Look for other signs of thyroid hormonal imbalances.

I hear people complain of an inactive thyroid all the time. Besides weight gain, there are other signals this is the problem. Frequent constipation, sensitivity to heat or cold, fatigue, dry skin, hair loss and irregular heartbeat can also occur. Your thyroid regulates metabolism and can make a difference whether you lose weight or gain it. Sometimes, you can avoid problems by eating a healthy diet and avoiding stress. Start by cutting out sugar and highly processed food. Always consult with your doctor first.

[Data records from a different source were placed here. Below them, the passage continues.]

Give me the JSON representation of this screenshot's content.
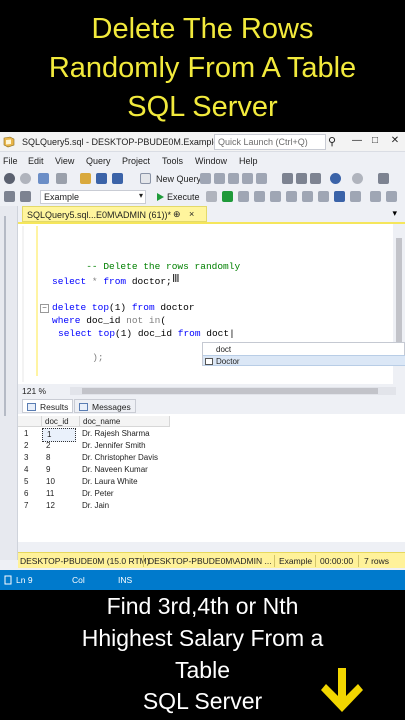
{
  "banner_top": {
    "line1": "Delete The Rows",
    "line2": "Randomly From A Table",
    "line3": "SQL Server",
    "color": "#f2ea3c"
  },
  "window": {
    "title": "SQLQuery5.sql - DESKTOP-PBUDE0M.Example...",
    "quick_launch_placeholder": "Quick Launch (Ctrl+Q)",
    "minimize_glyph": "—",
    "restore_glyph": "□",
    "close_glyph": "✕"
  },
  "menu": [
    "File",
    "Edit",
    "View",
    "Query",
    "Project",
    "Tools",
    "Window",
    "Help"
  ],
  "toolbar": {
    "new_query_label": "New Query",
    "database": "Example",
    "execute_label": "Execute"
  },
  "tab": {
    "label": "SQLQuery5.sql...E0M\\ADMIN (61))*",
    "pin_glyph": "⊕",
    "close_glyph": "×",
    "menu_glyph": "▾"
  },
  "editor": {
    "comment": "-- Delete the rows randomly",
    "line_select": {
      "kw1": "select",
      "mid": " * ",
      "kw2": "from",
      "rest": " doctor;"
    },
    "line_delete": {
      "kw1": "delete",
      "kw2": " top",
      "mid": "(1) ",
      "kw3": "from",
      "rest": " doctor"
    },
    "line_where": {
      "kw1": "where",
      "mid": " doc_id ",
      "kw2": "not in",
      "rest": "("
    },
    "line_sub": {
      "kw1": "select",
      "kw2": " top",
      "mid": "(1) doc_id ",
      "kw3": "from",
      "rest": " doct"
    },
    "line_close": ");",
    "collapse_glyph": "−"
  },
  "autocomplete": {
    "typed": "doct",
    "suggestion": "Doctor"
  },
  "zoom": "121 %",
  "results_tabs": {
    "results": "Results",
    "messages": "Messages"
  },
  "grid": {
    "columns": [
      "doc_id",
      "doc_name"
    ],
    "rows": [
      {
        "n": "1",
        "doc_id": "1",
        "doc_name": "Dr. Rajesh Sharma"
      },
      {
        "n": "2",
        "doc_id": "2",
        "doc_name": "Dr. Jennifer Smith"
      },
      {
        "n": "3",
        "doc_id": "8",
        "doc_name": "Dr. Christopher Davis"
      },
      {
        "n": "4",
        "doc_id": "9",
        "doc_name": "Dr. Naveen Kumar"
      },
      {
        "n": "5",
        "doc_id": "10",
        "doc_name": "Dr. Laura White"
      },
      {
        "n": "6",
        "doc_id": "11",
        "doc_name": "Dr. Peter"
      },
      {
        "n": "7",
        "doc_id": "12",
        "doc_name": "Dr. Jain"
      }
    ]
  },
  "query_status": {
    "server": "DESKTOP-PBUDE0M (15.0 RTM)",
    "user": "DESKTOP-PBUDE0M\\ADMIN ...",
    "database": "Example",
    "time": "00:00:00",
    "rows": "7 rows"
  },
  "status_bar": {
    "ln": "Ln 9",
    "col": "Col",
    "ins": "INS"
  },
  "banner_bottom": {
    "line1": "Find 3rd,4th or Nth",
    "line2": "Hhighest Salary From a",
    "line3": "Table",
    "line4": "SQL Server",
    "arrow_color": "#f2d600"
  }
}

  • No hormone is good or bad. You need them all, but you need them in balance. There are hormones to speed heart rate and ones to slow it. Balancing glucagon and insulin can make the difference between healthy and diabetic or hypoglycemic.
  • Most women find sex hormones out of balance during menopause, causing weight gain. Cutting out coffee, exercising more, eating more fruits, vegetables and phytoestrogenic foods consuming healthy fats and cutting back on sugar and salt can help,
  • Cutting out foods with added sugar can be a big help, regardless of the type of hormonal imbalance. Sugar causes inflammation, which leads to other problems, like insulin resistance, weight gain and oxidative stress.
  • Find ways to relax and reduce stress levels that work quickly. While exercise does that, you can’t always do jumping jacks when you need to relax, but you may be able to use breathing techniques or meditation.